Os fundos tinham um patrimônio bilionário. Eram investimentos em títulos públicos, renda fixa, ações de empresas e aplicações no exterior. Tanto seus compromissos financeiros quanto esse patrimônio foram incorporados pela Anses, que criou um Fundo de Garantia de Sustentabilidade (FGS) para assegurar o futuro pagamento de aposentadorias e pensões.

É como se, no Brasil, os ativos da Petros, da Previ e de todos os os outros fundos de pensão tivessem passado ao patrimônio do Estado. Hoje o FGS tem 150 bilhões de pesos (cerca de R$ 75 bilhões) em caixa. No primeiro semestre, graças à aplicação desses recursos, houve lucro de 3,7 bilhões de pesos. Isso tem salvado as contas públicas. Na planilha contábil do governo, esse lucro entrou como receita e garantiu um comemorado superávit nominal (após o pagamento de juros da dívida) de 197 milhões de pesos de janeiro a junho.

"É crescente o uso da Anses como caixa de financiamento do governo", critica Soledad Pérez Duhalde, analista fiscal da consultoria Abeceb. Ela nota que tem aumentado a concentração dos investimentos da Anses em títulos da dívida pública, que já representam quase 62% do total de aplicações do FGS. Isso coloca o governo na inusitada condição de credor de si mesmo. Com um detalhe: os títulos têm baixa liquidez. "Se um dia quiserem vender esses títulos, será que poderão? Seria um movimento tão importante no mercado que a simples especulação de venda dos papéis seria suficiente para derrubar seu valor de face", diz.

No início do ano, a utilização das reservas administradas pelo Banco Central despertou polêmica, mas é a Anses quem mais tem servido para projetos do casal Kirchner. Uma das iniciativas controvertidas financiadas pelo caixa da previdência foi a distribuição de conversores de TV digital para população de baixa renda. A Anses também já foi empregada, neste ano, para financiar a construção de usinas termelétricas e como base para uma linha de crédito com juros de 9,9% para projetos industriais - uma taxa baixíssima para padrões argentinos.

Consciente de que esses usos ajudam a alavancar a popularidade de Cristina e de Néstor Kirchner, a oposição fez valer a sua maioria na Câmara para iniciar o debate sobre o aumento das aposentadorias e das pensões.

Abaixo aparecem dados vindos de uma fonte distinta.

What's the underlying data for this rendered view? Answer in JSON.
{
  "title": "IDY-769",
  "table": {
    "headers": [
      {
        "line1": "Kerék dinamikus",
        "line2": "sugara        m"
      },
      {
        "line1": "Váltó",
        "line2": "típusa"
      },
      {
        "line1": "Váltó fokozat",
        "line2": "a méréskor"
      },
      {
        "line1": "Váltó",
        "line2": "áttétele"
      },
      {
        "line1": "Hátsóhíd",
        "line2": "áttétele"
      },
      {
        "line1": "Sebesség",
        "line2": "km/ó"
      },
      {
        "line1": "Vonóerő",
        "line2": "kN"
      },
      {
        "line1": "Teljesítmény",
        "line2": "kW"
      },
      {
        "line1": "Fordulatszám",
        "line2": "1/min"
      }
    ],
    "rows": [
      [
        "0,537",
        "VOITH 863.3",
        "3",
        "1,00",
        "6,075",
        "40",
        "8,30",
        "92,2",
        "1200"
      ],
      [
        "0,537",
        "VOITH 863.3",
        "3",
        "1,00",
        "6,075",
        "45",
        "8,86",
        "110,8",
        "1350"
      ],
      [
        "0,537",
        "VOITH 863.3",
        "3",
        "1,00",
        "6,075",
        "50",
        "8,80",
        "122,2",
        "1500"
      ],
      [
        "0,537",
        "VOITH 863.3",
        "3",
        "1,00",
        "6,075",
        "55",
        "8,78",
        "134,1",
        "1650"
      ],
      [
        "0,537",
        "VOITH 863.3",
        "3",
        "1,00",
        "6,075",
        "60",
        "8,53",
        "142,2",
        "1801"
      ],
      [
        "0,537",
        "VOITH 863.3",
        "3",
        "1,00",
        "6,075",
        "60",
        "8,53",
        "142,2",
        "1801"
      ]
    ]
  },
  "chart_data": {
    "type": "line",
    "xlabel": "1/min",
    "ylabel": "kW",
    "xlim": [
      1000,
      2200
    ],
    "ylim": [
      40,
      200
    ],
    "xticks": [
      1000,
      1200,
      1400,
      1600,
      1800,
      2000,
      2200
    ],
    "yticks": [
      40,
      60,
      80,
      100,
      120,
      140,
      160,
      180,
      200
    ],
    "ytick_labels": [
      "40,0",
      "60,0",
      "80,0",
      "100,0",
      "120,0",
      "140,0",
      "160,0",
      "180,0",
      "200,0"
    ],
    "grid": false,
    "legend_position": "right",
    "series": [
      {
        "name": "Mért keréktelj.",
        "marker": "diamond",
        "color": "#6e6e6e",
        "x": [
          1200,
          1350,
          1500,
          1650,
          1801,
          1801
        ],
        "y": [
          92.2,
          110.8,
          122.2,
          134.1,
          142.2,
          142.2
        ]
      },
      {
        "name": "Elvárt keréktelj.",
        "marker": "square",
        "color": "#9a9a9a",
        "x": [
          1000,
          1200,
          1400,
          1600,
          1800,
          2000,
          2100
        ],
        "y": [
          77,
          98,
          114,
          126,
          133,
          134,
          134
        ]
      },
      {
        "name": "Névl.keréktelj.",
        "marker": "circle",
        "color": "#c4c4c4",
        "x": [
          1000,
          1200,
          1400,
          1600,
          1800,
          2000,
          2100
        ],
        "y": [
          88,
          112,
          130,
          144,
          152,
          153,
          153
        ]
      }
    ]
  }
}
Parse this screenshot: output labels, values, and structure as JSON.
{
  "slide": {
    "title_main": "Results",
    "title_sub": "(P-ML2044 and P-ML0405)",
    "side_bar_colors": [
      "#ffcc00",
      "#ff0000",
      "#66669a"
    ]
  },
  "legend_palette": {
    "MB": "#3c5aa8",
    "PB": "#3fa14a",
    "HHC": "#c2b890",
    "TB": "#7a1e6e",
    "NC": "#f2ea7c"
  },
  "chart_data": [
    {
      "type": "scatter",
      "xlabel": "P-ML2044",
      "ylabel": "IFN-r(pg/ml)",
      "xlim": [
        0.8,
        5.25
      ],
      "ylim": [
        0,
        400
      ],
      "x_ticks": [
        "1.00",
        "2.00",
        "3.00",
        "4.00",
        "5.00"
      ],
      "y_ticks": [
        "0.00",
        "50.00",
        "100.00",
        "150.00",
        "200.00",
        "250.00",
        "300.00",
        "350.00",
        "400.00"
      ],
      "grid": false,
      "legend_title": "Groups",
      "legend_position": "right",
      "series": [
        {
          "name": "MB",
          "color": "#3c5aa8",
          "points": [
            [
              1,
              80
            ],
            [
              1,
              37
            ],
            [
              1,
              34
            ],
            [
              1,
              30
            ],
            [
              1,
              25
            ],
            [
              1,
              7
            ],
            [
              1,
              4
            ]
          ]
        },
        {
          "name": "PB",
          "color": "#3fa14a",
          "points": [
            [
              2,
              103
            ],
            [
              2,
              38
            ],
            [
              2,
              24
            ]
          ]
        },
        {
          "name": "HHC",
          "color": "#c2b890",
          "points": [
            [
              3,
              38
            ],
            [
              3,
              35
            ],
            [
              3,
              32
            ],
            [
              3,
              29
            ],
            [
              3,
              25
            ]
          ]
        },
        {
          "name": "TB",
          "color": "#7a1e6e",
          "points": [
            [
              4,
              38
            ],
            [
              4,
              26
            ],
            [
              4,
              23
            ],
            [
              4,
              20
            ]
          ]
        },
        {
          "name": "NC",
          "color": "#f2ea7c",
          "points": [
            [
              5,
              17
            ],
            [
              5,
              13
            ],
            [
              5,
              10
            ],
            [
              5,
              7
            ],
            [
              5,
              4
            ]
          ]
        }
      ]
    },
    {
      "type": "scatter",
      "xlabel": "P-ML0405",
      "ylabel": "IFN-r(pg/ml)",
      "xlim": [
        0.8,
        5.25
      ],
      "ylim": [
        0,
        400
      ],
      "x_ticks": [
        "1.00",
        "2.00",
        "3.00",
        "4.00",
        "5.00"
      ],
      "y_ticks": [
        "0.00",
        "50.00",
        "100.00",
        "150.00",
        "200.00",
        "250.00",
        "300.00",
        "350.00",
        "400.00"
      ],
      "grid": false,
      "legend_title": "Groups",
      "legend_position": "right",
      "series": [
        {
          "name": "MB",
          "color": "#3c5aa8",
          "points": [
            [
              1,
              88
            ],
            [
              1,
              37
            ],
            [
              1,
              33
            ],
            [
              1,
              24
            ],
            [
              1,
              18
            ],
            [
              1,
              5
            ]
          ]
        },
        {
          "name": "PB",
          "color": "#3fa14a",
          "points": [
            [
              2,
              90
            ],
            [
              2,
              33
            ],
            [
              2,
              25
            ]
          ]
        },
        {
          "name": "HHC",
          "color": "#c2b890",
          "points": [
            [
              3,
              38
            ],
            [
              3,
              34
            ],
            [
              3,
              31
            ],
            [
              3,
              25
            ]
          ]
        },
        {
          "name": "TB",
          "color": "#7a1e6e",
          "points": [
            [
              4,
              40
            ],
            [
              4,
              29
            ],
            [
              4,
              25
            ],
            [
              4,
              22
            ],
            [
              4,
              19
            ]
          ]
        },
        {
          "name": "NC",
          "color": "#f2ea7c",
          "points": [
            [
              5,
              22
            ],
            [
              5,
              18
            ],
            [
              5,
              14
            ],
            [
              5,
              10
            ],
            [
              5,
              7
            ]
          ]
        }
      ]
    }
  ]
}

Dos 5,5 milhões de beneficiários, cerca de 4,4 milhões recebem o valor mínimo de 895 pesos (perto de R$ 440).

Especialistas veem toda essa discussão como uma ameaça à sustentabilidade da previdência argentina. "Qualquer cálculo que leve em conta uma evolução razoável dos ativos e passivos, o cumprimento das normas vigentes e o rendimento esperado dos fundos disponíveis hoje em dia demonstra que o sistema não pode se sustentar mais além de alguns anos", afirma Rubén Lo Vuolo, pesquisador do Centro Interdisciplinar para o Estudo de Políticas Públicas (CIEPP).